Dr. Douglas C. Engelbart and his team at SRI created many of the concepts and tools that set the global computer revolution in motion.
The first computer mouse was one of many breakthrough innovations originating at SRI. Engelbart conceived of the mouse in the early 1960s while exploring the interactions between humans and computers. Bill English, then the chief engineer at SRI, built the first prototype in 1964. A replica of the original computer mouse—a carved block of wood with a single red button — is on display in the lobby of SRI’s headquarters in Menlo Park, CA. Designs with multiple buttons soon followed. A single wheel or a pair of wheels was used to translate the motion of the mouse into cursor movement on the screen. Engelbart was the inventor on the basic patent for what was then called the “X-Y Position Indicator for a Display System.” The patent was filed in 1967 and issued in 1970. (see patent #3,541,541)
For Engelbart, the mouse was one part of a much larger technological system whose purpose was to facilitate organizational learning and global online collaboration.
When Engelbart was a graduate student in electrical engineering, he began to imagine ways in which all sorts of information could be displayed on the screens of cathode ray tubes, and he dreamed of “flying” through a variety of information spaces. In early 1959, he pursued his visionary ideas further into the formulation of a theoretical framework for the co-evolution of human skills, knowledge, and organizations. At the heart of his vision was the computer as an extension of human communication capabilities and a resource for the augmentation of human intellect.
By 1968, Engelbart had formed and was directing SRI’s Augmentation Research Center. With this group of young computer scientists and electrical engineers, he staged a 90-minute public multimedia demonstration at the Fall Joint Computer Conference in San Francisco. It was the world debut of personal and interactive computing when a computer mouse controlled a networked computer system to demonstrate hypertext linking, real-time text editing, multiple windows with flexible view control, cathode display tubes, and shared-screen teleconferencing.
It changed what is possible.
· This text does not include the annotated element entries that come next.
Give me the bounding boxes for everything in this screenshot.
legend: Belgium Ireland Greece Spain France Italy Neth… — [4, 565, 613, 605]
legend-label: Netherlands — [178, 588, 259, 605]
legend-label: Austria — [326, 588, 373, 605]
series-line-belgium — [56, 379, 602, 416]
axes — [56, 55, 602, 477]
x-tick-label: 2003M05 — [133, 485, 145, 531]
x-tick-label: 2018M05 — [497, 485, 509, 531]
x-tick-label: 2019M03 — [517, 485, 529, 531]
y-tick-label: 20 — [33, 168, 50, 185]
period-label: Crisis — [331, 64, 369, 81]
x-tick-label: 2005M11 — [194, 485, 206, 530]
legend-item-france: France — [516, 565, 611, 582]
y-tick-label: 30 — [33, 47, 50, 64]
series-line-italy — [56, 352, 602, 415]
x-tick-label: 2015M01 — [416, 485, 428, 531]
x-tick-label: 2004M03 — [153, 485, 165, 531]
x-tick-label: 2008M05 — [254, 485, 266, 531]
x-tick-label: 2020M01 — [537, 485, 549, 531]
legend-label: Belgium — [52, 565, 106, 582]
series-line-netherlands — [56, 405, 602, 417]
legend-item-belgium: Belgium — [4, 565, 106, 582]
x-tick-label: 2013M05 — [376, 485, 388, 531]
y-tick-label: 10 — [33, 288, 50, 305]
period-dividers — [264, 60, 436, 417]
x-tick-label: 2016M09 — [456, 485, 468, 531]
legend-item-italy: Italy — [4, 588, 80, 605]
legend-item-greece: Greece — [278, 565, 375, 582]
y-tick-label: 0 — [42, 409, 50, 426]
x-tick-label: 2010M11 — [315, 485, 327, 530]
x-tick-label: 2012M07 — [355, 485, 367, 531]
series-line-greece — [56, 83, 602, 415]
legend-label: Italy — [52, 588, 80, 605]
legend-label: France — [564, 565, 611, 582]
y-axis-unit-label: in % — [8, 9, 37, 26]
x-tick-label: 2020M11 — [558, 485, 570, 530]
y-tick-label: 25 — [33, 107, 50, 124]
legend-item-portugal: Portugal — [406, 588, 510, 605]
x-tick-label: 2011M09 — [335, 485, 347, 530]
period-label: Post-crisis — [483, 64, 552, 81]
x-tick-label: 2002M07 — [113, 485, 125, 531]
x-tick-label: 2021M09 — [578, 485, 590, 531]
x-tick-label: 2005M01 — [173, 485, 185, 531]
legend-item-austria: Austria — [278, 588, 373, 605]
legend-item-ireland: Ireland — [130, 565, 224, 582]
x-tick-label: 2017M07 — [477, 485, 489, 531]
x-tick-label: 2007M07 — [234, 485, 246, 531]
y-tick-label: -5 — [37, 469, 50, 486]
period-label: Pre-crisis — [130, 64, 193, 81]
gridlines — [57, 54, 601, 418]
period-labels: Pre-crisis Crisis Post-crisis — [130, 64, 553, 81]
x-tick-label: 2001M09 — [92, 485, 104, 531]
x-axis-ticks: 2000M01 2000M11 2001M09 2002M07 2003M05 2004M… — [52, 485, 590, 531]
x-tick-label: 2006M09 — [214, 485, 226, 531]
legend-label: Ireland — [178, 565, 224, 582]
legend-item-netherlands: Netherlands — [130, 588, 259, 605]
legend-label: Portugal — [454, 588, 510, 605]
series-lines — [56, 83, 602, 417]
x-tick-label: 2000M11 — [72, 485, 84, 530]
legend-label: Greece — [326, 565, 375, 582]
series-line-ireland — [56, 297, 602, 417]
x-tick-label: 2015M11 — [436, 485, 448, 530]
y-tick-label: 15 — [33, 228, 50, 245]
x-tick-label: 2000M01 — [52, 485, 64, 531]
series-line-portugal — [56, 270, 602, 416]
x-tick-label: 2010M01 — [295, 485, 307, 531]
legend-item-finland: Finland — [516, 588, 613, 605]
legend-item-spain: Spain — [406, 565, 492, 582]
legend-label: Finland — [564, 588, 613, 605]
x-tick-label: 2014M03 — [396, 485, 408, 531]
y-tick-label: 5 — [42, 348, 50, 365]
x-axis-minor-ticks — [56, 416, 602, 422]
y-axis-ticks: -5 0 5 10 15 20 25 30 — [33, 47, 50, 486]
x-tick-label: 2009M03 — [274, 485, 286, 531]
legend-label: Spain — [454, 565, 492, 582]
The 1968 event, which has been called the “mother of all demos”, presaged many of the technologies we use today, from personal computing to social networking. The demo embodied Engelbart’s vision of solving humanity’s most important problems by using computers to improve communication and collaboration.
One of The latest inovations by SRI was Artificial Intelligence (AI) for Mobile Devices 2010 SRI spin-off company Siri, acquired by Apple in 2010, offers the first virtual personal assistant for the iPhone®.